Personal information
- Born: March 9, 1999 (age 27) Burlington, Illinois, U.S.
- Listed height: 6 ft 2 in (1.88 m)
- Listed weight: 250 lb (113 kg)

Career information
- High school: Central (Burlington, Illinois)
- College: Upper Iowa (2017–2021)
- NFL draft: 2022: undrafted

Career history
- Seattle Sea Dragons (2023)*; St. Louis Battlehawks (2023);
- * Offseason and/or practice squad member only

= Erik Hansen (American football) =

American football player (born 1999)

Erik Hansen (born March 9, 1999) is an American former football linebacker. He played college football for Upper Iowa University where he was a two-time All-American. He broke the Upper Iowa record for sacks in a game (four), sacks in a season (12.5), and career sacks (25). He has previously played for the Seattle Sea Dragons, also of the XFL.

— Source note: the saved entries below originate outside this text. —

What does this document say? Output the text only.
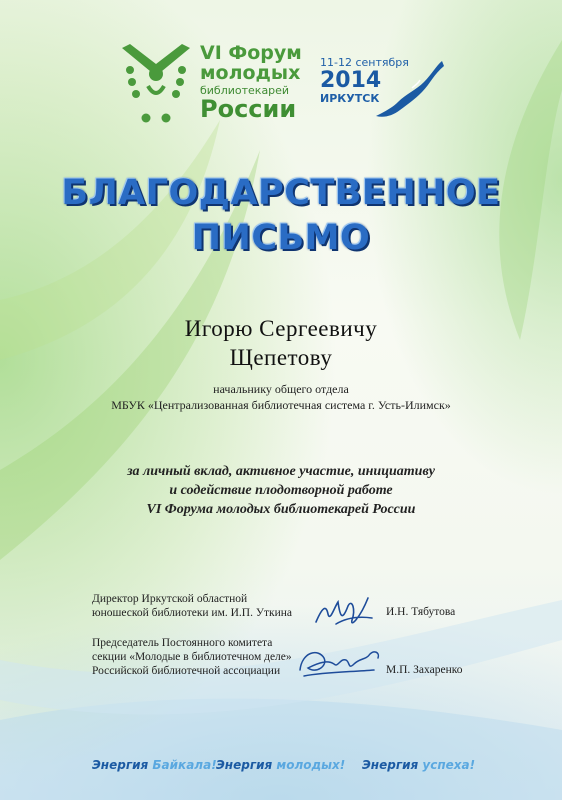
VI Форум
молодых
библиотекарей
России
11-12 сентября
2014
ИРКУТСК
БЛАГОДАРСТВЕННОЕ
ПИСЬМО
Игорю Сергеевичу
Щепетову
начальнику общего отдела
МБУК «Централизованная библиотечная система г. Усть-Илимск»
за личный вклад, активное участие, инициативу
и содействие плодотворной работе
VI Форума молодых библиотекарей России
Директор Иркутской областной
юношеской библиотеки им. И.П. Уткина	И.Н. Тябутова
Председатель Постоянного комитета
секции «Молодые в библиотечном деле»
Российской библиотечной ассоциации	М.П. Захаренко
Энергия Байкала! Энергия молодых! Энергия успеха!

==Early life and education==
Hansen was born on March 9, 1999, in Illinois. He attended Central High School in Burlington, Illinois where he played football and wrestled. He committed to Upper Iowa University to play college football.

== Professional career ==

Pre-draft measurables
| Height | Weight | Arm length | Hand span | 40-yard dash | 20-yard shuttle | Three-cone drill | Vertical jump | Broad jump | Bench press |
| 6 ft 2 in (1.88 m) | 250 lb (113 kg) | 31+^{1}⁄_{2} in (0.80 m) | 9+3⁄_{8} in (0.23 m) | 4.61 s | x s | 7.33 s | 31 in (0.78 m) | 9 ft 7 in (2.95 m) | 27 reps |
All values from UNI Pro day results

=== Seattle Sea Dragons ===
Hansen was selected by the Seattle Sea Dragons in the seventh round of the 2023 XFL draft. He was released from his contract on February 11, 2023.

=== St. Louis Battlehawks ===
Hansen signed with the St. Louis Battlehawks on March 15, 2023. He was not part of the roster after the 2024 UFL dispersal draft on January 15, 2024.